Fakir missed being unsettled, one of Ahiru's rare talents. Never did he think a ninety-pound girl would be able to tackle him to the floor. And she used to touch him in other ways, too, he often remembered. She would trip into him, or place a hand on his elbow, or squeeze his shoulder. At the time, he thought her behavior cloying. Now…
Well, now it would probably still be cloying, he thought, smiling to himself as he smoothed out his parchment. But now, less so. Probably.
A thought unbidden curled in the back of his mind, as wispy and choking as cigar smoke. God, I'd like to touch her back.
Distracted, Fakir scratched at the puckered, oozing wound on his left hand. Charon had threatened to cut it off at the wrist if his damn fool son didn't stop reopening scabs and pustules, but Fakir didn't care. He'd already lost the use of his hand, anyway. Curled into a bent husk of its former self, his fingers were too stiff to grasp things—including his quill.
He'd learned to work with the disability by sticking his pen through the hole made by his fingers and using his left hand to balance his right. The wound itself had turned black at the edges, likely from ink, despite Charon's attempts at cauterization with a hot poker.
Stiffness, scabs that bled white and wouldn't heal, ink-poisoning … Fakir knew he was a dead man walking. But he'd be damned if he didn't finish writing Ahiru first.
I owe her that much, at least, he thought, dipping his quill tip into the ink bottle. If I'm going to give my life for her, I'd better make sure she has a life to live.
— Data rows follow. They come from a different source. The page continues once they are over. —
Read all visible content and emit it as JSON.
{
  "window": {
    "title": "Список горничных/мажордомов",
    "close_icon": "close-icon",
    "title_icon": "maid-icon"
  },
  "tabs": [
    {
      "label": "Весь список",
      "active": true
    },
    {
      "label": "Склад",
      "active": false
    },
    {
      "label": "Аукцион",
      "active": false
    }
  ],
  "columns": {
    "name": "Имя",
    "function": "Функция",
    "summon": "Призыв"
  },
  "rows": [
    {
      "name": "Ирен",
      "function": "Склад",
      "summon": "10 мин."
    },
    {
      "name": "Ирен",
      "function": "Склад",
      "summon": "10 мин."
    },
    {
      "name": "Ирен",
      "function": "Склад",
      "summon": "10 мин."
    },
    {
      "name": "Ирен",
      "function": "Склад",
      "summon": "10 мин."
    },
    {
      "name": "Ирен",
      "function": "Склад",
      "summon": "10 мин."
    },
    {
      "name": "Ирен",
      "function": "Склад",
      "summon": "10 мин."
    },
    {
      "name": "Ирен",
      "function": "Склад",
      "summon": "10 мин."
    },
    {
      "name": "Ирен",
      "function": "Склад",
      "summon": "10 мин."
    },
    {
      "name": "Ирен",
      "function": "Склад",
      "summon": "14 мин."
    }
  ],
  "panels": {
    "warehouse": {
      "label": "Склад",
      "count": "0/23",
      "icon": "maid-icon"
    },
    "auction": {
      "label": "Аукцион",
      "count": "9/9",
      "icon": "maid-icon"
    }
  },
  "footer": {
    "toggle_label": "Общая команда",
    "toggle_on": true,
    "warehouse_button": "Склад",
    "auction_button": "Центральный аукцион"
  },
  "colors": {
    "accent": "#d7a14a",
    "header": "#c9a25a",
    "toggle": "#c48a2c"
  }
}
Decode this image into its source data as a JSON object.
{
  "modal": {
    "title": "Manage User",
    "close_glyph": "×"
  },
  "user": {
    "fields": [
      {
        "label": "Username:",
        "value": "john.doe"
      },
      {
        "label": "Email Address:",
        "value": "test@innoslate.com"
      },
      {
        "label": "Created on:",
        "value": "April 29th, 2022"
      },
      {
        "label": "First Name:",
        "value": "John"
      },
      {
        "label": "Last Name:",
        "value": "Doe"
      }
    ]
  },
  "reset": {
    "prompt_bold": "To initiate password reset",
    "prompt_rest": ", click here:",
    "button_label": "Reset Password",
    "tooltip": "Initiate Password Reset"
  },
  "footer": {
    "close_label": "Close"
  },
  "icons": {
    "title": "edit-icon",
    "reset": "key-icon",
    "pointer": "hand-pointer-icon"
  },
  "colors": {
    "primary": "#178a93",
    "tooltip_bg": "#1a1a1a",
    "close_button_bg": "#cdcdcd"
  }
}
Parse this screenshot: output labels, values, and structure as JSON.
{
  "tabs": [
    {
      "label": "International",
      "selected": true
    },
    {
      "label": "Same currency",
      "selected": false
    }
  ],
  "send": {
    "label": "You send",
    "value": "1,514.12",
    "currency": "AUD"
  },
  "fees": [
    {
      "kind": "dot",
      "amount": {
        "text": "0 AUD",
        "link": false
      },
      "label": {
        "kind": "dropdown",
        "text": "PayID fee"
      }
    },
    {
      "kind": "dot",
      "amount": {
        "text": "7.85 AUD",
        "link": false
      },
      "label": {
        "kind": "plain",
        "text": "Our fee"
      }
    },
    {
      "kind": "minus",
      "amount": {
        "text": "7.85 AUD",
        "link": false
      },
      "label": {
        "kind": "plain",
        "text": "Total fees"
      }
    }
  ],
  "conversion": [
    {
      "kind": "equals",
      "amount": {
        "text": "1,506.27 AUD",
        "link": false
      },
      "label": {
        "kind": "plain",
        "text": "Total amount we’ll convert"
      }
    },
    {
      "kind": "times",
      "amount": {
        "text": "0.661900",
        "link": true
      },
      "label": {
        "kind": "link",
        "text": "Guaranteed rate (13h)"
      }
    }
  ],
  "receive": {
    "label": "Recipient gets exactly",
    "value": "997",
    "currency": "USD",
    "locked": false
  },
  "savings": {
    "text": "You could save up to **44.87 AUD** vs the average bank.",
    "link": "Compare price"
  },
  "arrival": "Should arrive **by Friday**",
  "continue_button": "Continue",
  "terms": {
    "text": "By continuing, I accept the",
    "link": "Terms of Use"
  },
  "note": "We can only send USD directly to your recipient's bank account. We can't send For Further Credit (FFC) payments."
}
So in large, shaky script, he wrote. And wrote, and wrote, and wrote, and then wrote some more. He didn't know how long he had, so he begged Autor to tutor him in the craft of writing. He slept at his desk and ignored food, despite Charon's pleadings. Every hopeless, infuriating moment of Fakir's life was devoted to Ahiru, his magnum opus.
And then, on a crisp, clear morning, a breakthrough:
There once was a girl who was once a duck, but no longer. A girl who belonged to a boy who loved her—and likewise did he belong to her.
A girl with the heart of a warrior, but as gentle as a lamb; a girl who the boy could protect and provide for.
And they lived together, for the most part happily.
"This story can't possibly have any power," Fakir said, eying the ink spatters with distaste. "It's too simple."
Panicked quacking from the bedroom told him otherwise. His heart leapt in his chest as he ran to the room. This was good. This was expected.
He needed the hope.
To his surprise, the story worked: Ahiru was indeed changing. But Fakir was no Drosselmeyer. Her transformation was not glitter and light, full of magic.
Fakir stood paralyzed as he watched feathers tear from her in chunks. Bones shifted and cracked as her wings broke, forming fingers. Her face stretched and her eyeballs popped and muscles quivered under skin far too thin. Fakir, horrified, tasted bile on his tongue.
By the end of it, the girl—not a duck, not a princess, but just a girl—was lying on her side on the floor, curled in on herself. Like any newborn, she was naked, covered in blood, and screaming.